Trouble is, some folks don’t know the argument’s over. They want to keep it alive with statements like “it was a level playing field,” “everyone was doing it,” or “he would’ve won seven Tours anyway.” Doping does not create a level playing field, everyone was not doing it, and the idea that Lance would’ve won anyway is patently ridiculous. As Kathy Lemond said after Lance told her and Greg that he was going to win the Tour, “How could he think he was going to win the Tour when he only finished once? He just wasn’t a Tour rider.”

4. Hero worship aside, cycling is still fun.
The one other benefit of Lance’s admission that I’ll mention here is that we can all get back to riding our bicycles because we enjoy it. Cycling is fun. Racing a bicycle is fun too, even when you don’t win. You get to meet cool people, enjoy the outdoors, exert yourself, break a sweat and feel like a kid again. Cool, right?

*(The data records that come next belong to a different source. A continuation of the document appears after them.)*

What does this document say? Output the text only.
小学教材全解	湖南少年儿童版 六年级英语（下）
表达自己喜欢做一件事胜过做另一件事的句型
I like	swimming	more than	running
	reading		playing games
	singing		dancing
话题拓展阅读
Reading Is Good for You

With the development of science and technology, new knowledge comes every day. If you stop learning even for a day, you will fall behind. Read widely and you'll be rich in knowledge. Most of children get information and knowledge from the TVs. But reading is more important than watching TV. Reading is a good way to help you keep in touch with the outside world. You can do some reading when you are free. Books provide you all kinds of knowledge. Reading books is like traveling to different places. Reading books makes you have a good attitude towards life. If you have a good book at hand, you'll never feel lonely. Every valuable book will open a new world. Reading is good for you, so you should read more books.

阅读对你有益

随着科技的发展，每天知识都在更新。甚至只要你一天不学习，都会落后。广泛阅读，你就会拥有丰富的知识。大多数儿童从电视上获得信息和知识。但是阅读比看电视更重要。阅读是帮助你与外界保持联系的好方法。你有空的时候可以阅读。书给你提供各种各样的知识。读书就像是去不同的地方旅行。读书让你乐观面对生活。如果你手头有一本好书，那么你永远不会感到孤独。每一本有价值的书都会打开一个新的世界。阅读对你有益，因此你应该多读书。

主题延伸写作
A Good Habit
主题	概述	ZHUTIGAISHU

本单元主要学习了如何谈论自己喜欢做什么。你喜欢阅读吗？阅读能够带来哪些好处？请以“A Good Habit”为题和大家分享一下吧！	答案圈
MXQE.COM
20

Random non-cycling-related memory …

Now that I’ve had a chance to look back on my experience on September 11th, 2001, it’s hard to think of any more indelible moment in our history. I was working as a construction worker when it happened. I recall drilling holes in a concrete wall directly under a mammoth steel beam back then. It seemed so many things about my life at the time were superlatives. It was about 9:30 MDT–11:30 NY time. My boss walked up and interrupted my drilling. He had me pull my ear plugs out, and then he told me about how some terrorists had flown planes into the twin towers. Initially, I didn’t register which ‘twin towers’ he’d talked about. But when I finally put the equation together, all I could think about was what noise the steel in those buildings must’ve made as they collapsed. I admit, I spent the rest of the day glued to the television, unable to believe what I’d seen.

In my Spanish 101 class, my teacher talked about how one of his teachers had been a grade school student during the Pearl Harbor attack in 1941. Her teacher had started the class by mentioning the fact and then moving on to the subject at hand–math or grammar or something–because it was obviously more important to their futures (obviously–please note sarcasm). My Spanish teacher then said, "I happen to know that what happened today is more important than your understanding basic Spanish. So instead of studying, we’re going to talk about what happened." Heck, it still blows my mind.

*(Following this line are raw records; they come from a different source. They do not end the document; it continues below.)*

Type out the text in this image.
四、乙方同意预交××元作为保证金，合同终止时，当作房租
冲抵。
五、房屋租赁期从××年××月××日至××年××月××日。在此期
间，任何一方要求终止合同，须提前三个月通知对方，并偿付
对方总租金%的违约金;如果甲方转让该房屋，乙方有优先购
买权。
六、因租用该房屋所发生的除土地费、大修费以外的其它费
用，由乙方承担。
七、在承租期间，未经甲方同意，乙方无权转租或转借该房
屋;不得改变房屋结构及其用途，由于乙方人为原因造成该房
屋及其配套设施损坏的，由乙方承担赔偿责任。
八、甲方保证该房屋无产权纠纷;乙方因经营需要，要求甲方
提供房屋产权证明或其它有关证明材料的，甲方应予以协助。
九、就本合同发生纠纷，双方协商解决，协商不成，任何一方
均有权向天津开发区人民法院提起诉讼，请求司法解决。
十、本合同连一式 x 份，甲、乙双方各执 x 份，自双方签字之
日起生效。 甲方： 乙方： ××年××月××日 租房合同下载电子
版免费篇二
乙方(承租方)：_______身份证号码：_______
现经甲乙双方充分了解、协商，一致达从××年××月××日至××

I remember it took me a long time before I really felt like I had a handle on the facts of what happened. I’m glad the national news was toned down. I heard the news in New York City showed the body parts found blocks away from the scene. For me, it seemed like I wasn’t able to process the event until I’d seen it on TV.

I haven’t worked under steel girders for a long time now. My sister works in a building next to ‘ground zero,’ and, on a daily basis, the subject never, or rarely, comes up. But when it does come up, it seems like my mind is still processing the information in new contexts and through new paradigms. Now, I find myself looking into my daughters eyes and wondering whether the next generation will understand how we felt that day, or whether our experience will seem as foreign or distant to them like BBC seems to American viewers.

I don’t want anything to ever take the heaven I have now away from me, but I also don’t ever want to forget the hell that preceded it.